Mark D. White
I haev a new post at Psychology Today reviewing a fantastic new book chapter titled "Tunnel Vision" by University of Wisconsin Law School professor Keith A. Findley, also the co-director of the Wisconsin innocence Project and president of the Innocence Network. The chapter is forthcoming in the book, Conviction of the Innocent: Lessons from Psychological Research (edited by B. Cutler; APA Press), and is based on an earlier and more detailed article in the Wisconsin Law Review titled "The Multiple Dimensions of Tunnel Vision in Criminal Cases" written with his UW colleague Michael S. Scott.
In the paper and chapter, Findley (with and without Scott) details the cognitive biases inherent in the decisions at every level of the criminal justice system, from apprehension and investigation to prosecution, sentencing, and parole. They provide examples of innocent persons wrongly convicted because (they argue) once they became the focus of their respective investigations, the various parties involved in the prosecution were subject to confirmation bias (which led them to interpret new evidence in such a way as to confirm their beliefs regarding the suspect's guilt) and hindsight bias (in which new evidence, selectively interpreted, makes their original suspicions seem inevitable).

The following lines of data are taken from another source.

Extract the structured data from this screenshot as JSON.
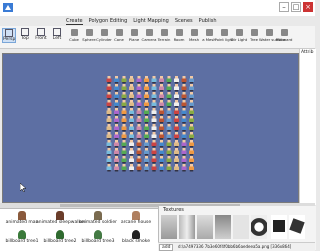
{
  "menu": {
    "tabs": [
      "Create",
      "Polygon Editing",
      "Light Mapping",
      "Scenes",
      "Publish"
    ]
  },
  "window": {
    "minimize": "–",
    "maximize": "□",
    "close": "×"
  },
  "views": [
    "Persp",
    "Top",
    "Front",
    "Left"
  ],
  "tools": [
    "Cube",
    "Sphere",
    "Cylinder",
    "Cone",
    "Plane",
    "Camera",
    "Terrain",
    "Room",
    "Mesh",
    "a Mesh",
    "Point light",
    "Dir Light",
    "Tree",
    "Water surface",
    "Billboard"
  ],
  "panel": {
    "title": "Attrib"
  },
  "assets": {
    "row1": [
      "animated man",
      "animated sleepwalker",
      "animated soldier",
      "arcane house"
    ],
    "row2": [
      "billboard tree1",
      "billboard tree2",
      "billboard tree3",
      "black smoke"
    ]
  },
  "textures": {
    "label": "Textures",
    "add_button": "add",
    "path": "d:\\a7497336 7b3e60f4f0bb6b6aedeea5a.png [336x864]"
  },
  "colors": {
    "viewport_bg": "#5d6fa3",
    "active_view": "#cfe0f5"
  }
}
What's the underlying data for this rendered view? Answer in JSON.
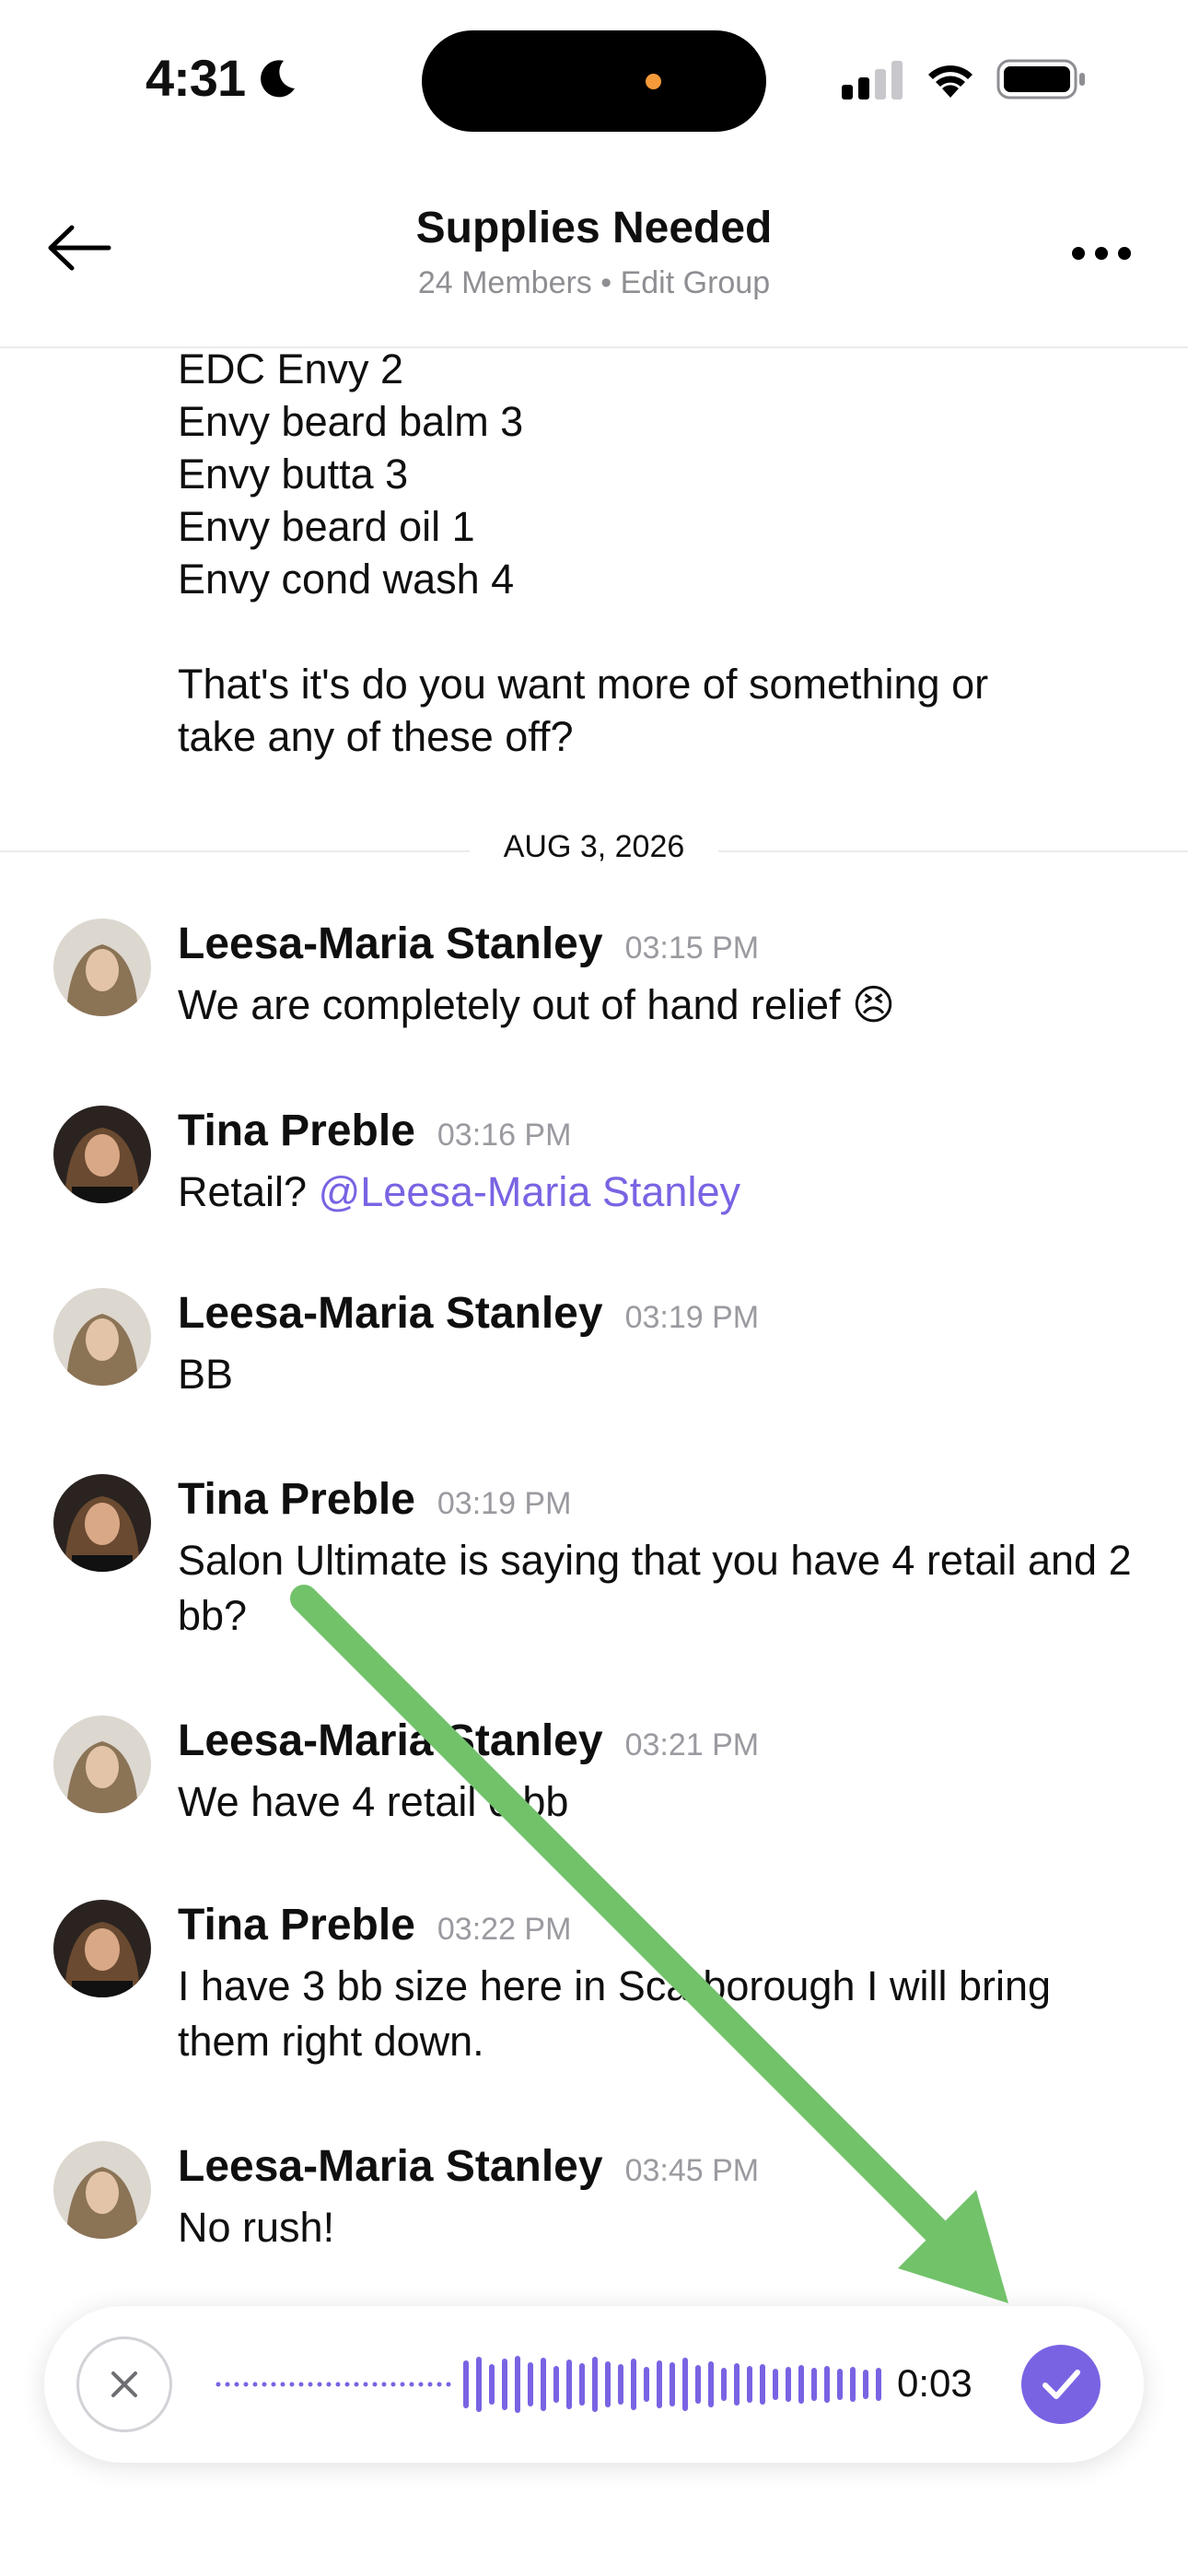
{
  "status_bar": {
    "time": "4:31"
  },
  "header": {
    "title": "Supplies Needed",
    "subtitle": "24 Members • Edit Group"
  },
  "previous_message_lines": [
    "EDC Envy 2",
    "Envy beard balm 3",
    "Envy butta 3",
    "Envy beard oil 1",
    "Envy cond wash 4",
    "",
    "That's it's do you want more of something or",
    "take any of these off?"
  ],
  "date_divider": "AUG 3, 2026",
  "messages": [
    {
      "name": "Leesa-Maria Stanley",
      "time": "03:15 PM",
      "text": "We are completely out of hand relief 😣",
      "mention": ""
    },
    {
      "name": "Tina Preble",
      "time": "03:16 PM",
      "text": "Retail? ",
      "mention": "@Leesa-Maria Stanley"
    },
    {
      "name": "Leesa-Maria Stanley",
      "time": "03:19 PM",
      "text": "BB",
      "mention": ""
    },
    {
      "name": "Tina Preble",
      "time": "03:19 PM",
      "text": "Salon Ultimate is saying that you have 4 retail and 2 bb?",
      "mention": ""
    },
    {
      "name": "Leesa-Maria Stanley",
      "time": "03:21 PM",
      "text": "We have 4 retail 0 bb",
      "mention": ""
    },
    {
      "name": "Tina Preble",
      "time": "03:22 PM",
      "text": "I have 3 bb size here in Scarborough I will bring them right down.",
      "mention": ""
    },
    {
      "name": "Leesa-Maria Stanley",
      "time": "03:45 PM",
      "text": "No rush!",
      "mention": ""
    }
  ],
  "recorder": {
    "duration": "0:03"
  },
  "colors": {
    "accent": "#7a63e3",
    "annotation_arrow": "#72c26a"
  }
}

To combat these biases, they recommend increased transparency in the system as well as institutional reforms (to change incentives that reinforce these biases, such as rewarding prosecutors for conviction rates). In the blog post, I discuss the difficulty with these institutional reforms, given the information and incentive problems with motivating actions based on "justice." My suggestion is to argue that defense counsel needs to take a more forceful role in bringing these biases to light, so their distortionary effect on the prosecution's case can be (to some extent) negated.
All in all, these are excellent and important pieces by Findley and Scott, and I hope they are widely read and appreciated.